1. In a given industry located in the town of Teahupo’o all firms have access to the same technology. The cost curve for Tikei’s firm is: TC = 3q2, where q is the output of Tikei’s firm. Marginal cost is MC = 6q.
Initially, there are 60 firms in the industry (Tikei’s firm + Mako’s firm + Moana’s firm + Vanea’s firm + 56 other firms). The 60 firms in the industry are identical in every way.
a) Find the supply curve of Tikei’s firm and of the entire industry in the Short Run. Hint 1: Tikei’s firm supply curve should be of the form q = f(P) (please see footnote). Hint 2: The industry supply curve should be of the form Q= f (P). Be thorough to get full credit. Make sure you show: (a) How to go from the firm’s MC curve to the firm’s supply curve. (b) How you go from one firm’s (Tikei’s firm) supply curve to the industry’s supply curve (i.e., the town of Teahupo’o’s supply curve).

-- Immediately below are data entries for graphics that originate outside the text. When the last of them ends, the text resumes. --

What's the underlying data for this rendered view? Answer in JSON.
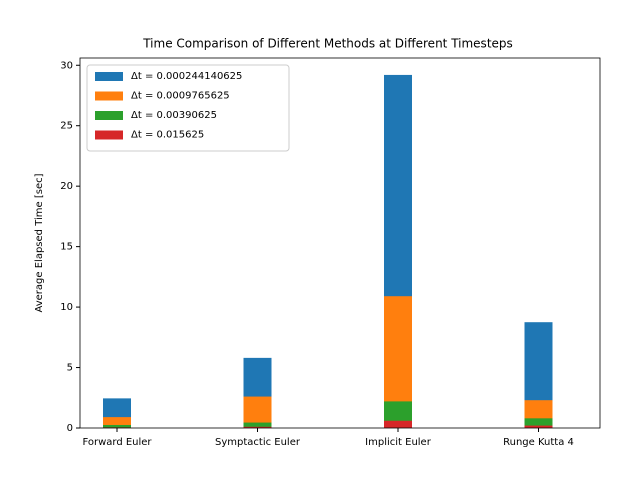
{
  "chart_data": {
    "type": "bar",
    "overlap": true,
    "title": "Time Comparison of Different Methods at Different Timesteps",
    "y_label": "Average Elapsed Time [sec]",
    "categories": [
      "Forward Euler",
      "Symptactic Euler",
      "Implicit Euler",
      "Runge Kutta 4"
    ],
    "series": [
      {
        "name": "Δt = 0.000244140625",
        "color": "#1f77b4",
        "values": [
          2.45,
          5.8,
          29.2,
          8.75
        ]
      },
      {
        "name": "Δt = 0.0009765625",
        "color": "#ff7f0e",
        "values": [
          0.9,
          2.6,
          10.9,
          2.3
        ]
      },
      {
        "name": "Δt = 0.00390625",
        "color": "#2ca02c",
        "values": [
          0.25,
          0.45,
          2.2,
          0.8
        ]
      },
      {
        "name": "Δt = 0.015625",
        "color": "#d62728",
        "values": [
          0.05,
          0.1,
          0.6,
          0.2
        ]
      }
    ],
    "ylim": [
      0,
      30.6
    ],
    "yticks": [
      0,
      5,
      10,
      15,
      20,
      25,
      30
    ],
    "legend": "upper left"
  }
}
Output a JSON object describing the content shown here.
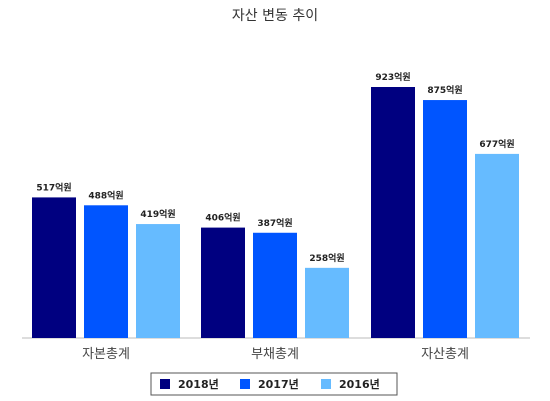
{
  "chart_data": {
    "type": "bar",
    "title": "자산 변동 추이",
    "categories": [
      "자본총계",
      "부채총계",
      "자산총계"
    ],
    "unit": "억원",
    "series": [
      {
        "name": "2018년",
        "color": "#000080",
        "values": [
          517,
          406,
          923
        ]
      },
      {
        "name": "2017년",
        "color": "#0055FF",
        "values": [
          488,
          387,
          875
        ]
      },
      {
        "name": "2016년",
        "color": "#66BBFF",
        "values": [
          419,
          258,
          677
        ]
      }
    ],
    "ylim": [
      0,
      1000
    ],
    "grid": false,
    "legend": "bottom"
  }
}
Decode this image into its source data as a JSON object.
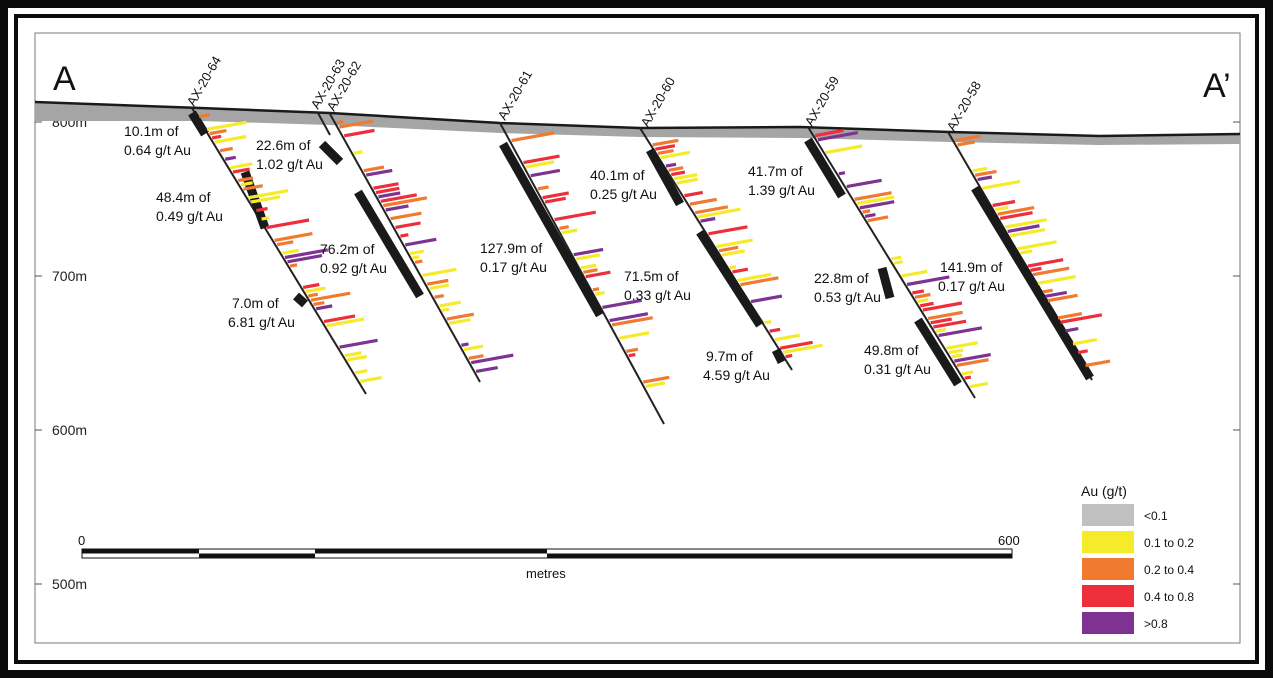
{
  "section": {
    "left_label": "A",
    "right_label": "A’"
  },
  "elevations": [
    "800m",
    "700m",
    "600m",
    "500m"
  ],
  "scale_bar": {
    "start": "0",
    "end": "600",
    "unit": "metres"
  },
  "legend": {
    "title": "Au (g/t)",
    "items": [
      {
        "label": "<0.1",
        "color": "#c0c0c0"
      },
      {
        "label": "0.1 to 0.2",
        "color": "#f5eb2a"
      },
      {
        "label": "0.2 to 0.4",
        "color": "#f07a30"
      },
      {
        "label": "0.4 to 0.8",
        "color": "#ec2f3a"
      },
      {
        "label": ">0.8",
        "color": "#7e3393"
      }
    ]
  },
  "drillholes": [
    {
      "name": "AX-20-64",
      "intercepts": [
        {
          "line1": "10.1m of",
          "line2": "0.64 g/t Au"
        },
        {
          "line1": "48.4m of",
          "line2": "0.49 g/t Au"
        },
        {
          "line1": "7.0m of",
          "line2": "6.81 g/t Au"
        }
      ]
    },
    {
      "name": "AX-20-63",
      "intercepts": []
    },
    {
      "name": "AX-20-62",
      "intercepts": [
        {
          "line1": "22.6m of",
          "line2": "1.02 g/t Au"
        },
        {
          "line1": "76.2m of",
          "line2": "0.92 g/t Au"
        }
      ]
    },
    {
      "name": "AX-20-61",
      "intercepts": [
        {
          "line1": "127.9m of",
          "line2": "0.17 g/t Au"
        }
      ]
    },
    {
      "name": "AX-20-60",
      "intercepts": [
        {
          "line1": "40.1m of",
          "line2": "0.25 g/t Au"
        },
        {
          "line1": "71.5m of",
          "line2": "0.33 g/t Au"
        },
        {
          "line1": "9.7m of",
          "line2": "4.59 g/t Au"
        }
      ]
    },
    {
      "name": "AX-20-59",
      "intercepts": [
        {
          "line1": "41.7m of",
          "line2": "1.39 g/t Au"
        },
        {
          "line1": "22.8m of",
          "line2": "0.53 g/t Au"
        },
        {
          "line1": "49.8m of",
          "line2": "0.31 g/t Au"
        }
      ]
    },
    {
      "name": "AX-20-58",
      "intercepts": [
        {
          "line1": "141.9m of",
          "line2": "0.17 g/t Au"
        }
      ]
    }
  ],
  "hole_depth_ticks": [
    "50",
    "100",
    "150",
    "200"
  ]
}
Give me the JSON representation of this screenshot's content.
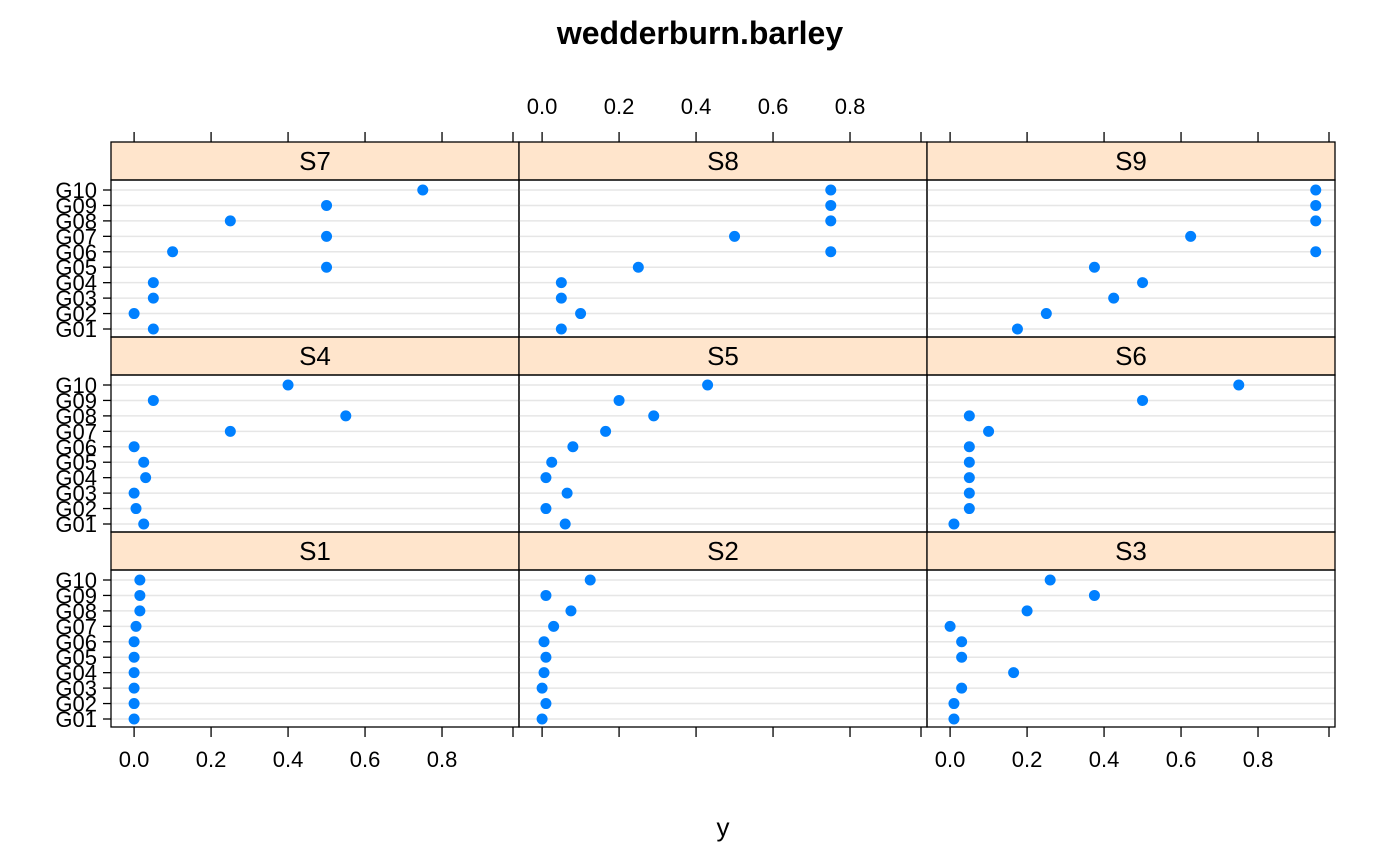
{
  "chart_data": {
    "type": "scatter",
    "title": "wedderburn.barley",
    "xlabel": "y",
    "ylabel": "",
    "xlim": [
      -0.06,
      1.0
    ],
    "x_ticks": [
      "0.0",
      "0.2",
      "0.4",
      "0.6",
      "0.8"
    ],
    "x_tick_values": [
      0.0,
      0.2,
      0.4,
      0.6,
      0.8
    ],
    "y_categories": [
      "G01",
      "G02",
      "G03",
      "G04",
      "G05",
      "G06",
      "G07",
      "G08",
      "G09",
      "G10"
    ],
    "grid": true,
    "colors": {
      "point": "#0080ff",
      "strip_bg": "#ffe5cc",
      "grid": "#e6e6e6",
      "frame": "#000000"
    },
    "panels": [
      {
        "name": "S1",
        "values": [
          0.0,
          0.0,
          0.0,
          0.0,
          0.0,
          0.0,
          0.005,
          0.015,
          0.015,
          0.015
        ]
      },
      {
        "name": "S2",
        "values": [
          0.0,
          0.01,
          0.0,
          0.005,
          0.01,
          0.005,
          0.03,
          0.075,
          0.01,
          0.125
        ]
      },
      {
        "name": "S3",
        "values": [
          0.01,
          0.01,
          0.03,
          0.165,
          0.03,
          0.03,
          0.0,
          0.2,
          0.375,
          0.26
        ]
      },
      {
        "name": "S4",
        "values": [
          0.025,
          0.005,
          0.0,
          0.03,
          0.025,
          0.0,
          0.25,
          0.55,
          0.05,
          0.4
        ]
      },
      {
        "name": "S5",
        "values": [
          0.06,
          0.01,
          0.065,
          0.01,
          0.025,
          0.08,
          0.165,
          0.29,
          0.2,
          0.43
        ]
      },
      {
        "name": "S6",
        "values": [
          0.01,
          0.05,
          0.05,
          0.05,
          0.05,
          0.05,
          0.1,
          0.05,
          0.5,
          0.75
        ]
      },
      {
        "name": "S7",
        "values": [
          0.05,
          0.0,
          0.05,
          0.05,
          0.5,
          0.1,
          0.5,
          0.25,
          0.5,
          0.75
        ]
      },
      {
        "name": "S8",
        "values": [
          0.05,
          0.1,
          0.05,
          0.05,
          0.25,
          0.75,
          0.5,
          0.75,
          0.75,
          0.75
        ]
      },
      {
        "name": "S9",
        "values": [
          0.175,
          0.25,
          0.425,
          0.5,
          0.375,
          0.95,
          0.625,
          0.95,
          0.95,
          0.95
        ]
      }
    ]
  }
}
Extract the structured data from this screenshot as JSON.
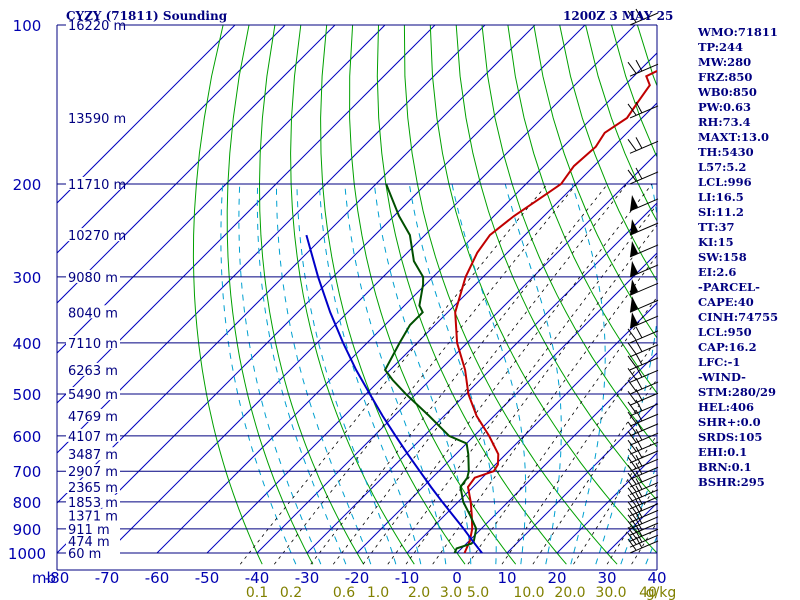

b) If the demand curve for the industry is: Q = 504 - 2P find the short run competitive equilibrium price, quantity supplied by Tikei’s firm, and total industry supply. Find the producer surplus and consumer surplus for the market level graph (both graphically and numerically).
c) The government of Teahupo’o decides to intervene in the market by buying 72 units no matter what the price is. The demand faced by the industry is now Q = 576 -2P. Find the new short run equilibrium price, quantity supplied per firm, and industry supply. Graph the market equilibrium. Make sure to label your axes, your curves, and find the relevant intercepts and intersections. Also point out how much the government buys and how much consumers buy on your graph.
q=f(P) means it is of a form where q is equal to some function of P. For example, the supply curve could look like this: q=88P or q=66+P or q= P/30 or q=80+3P2, etc. These are not the answer to the question but examples of what q=f(P) means.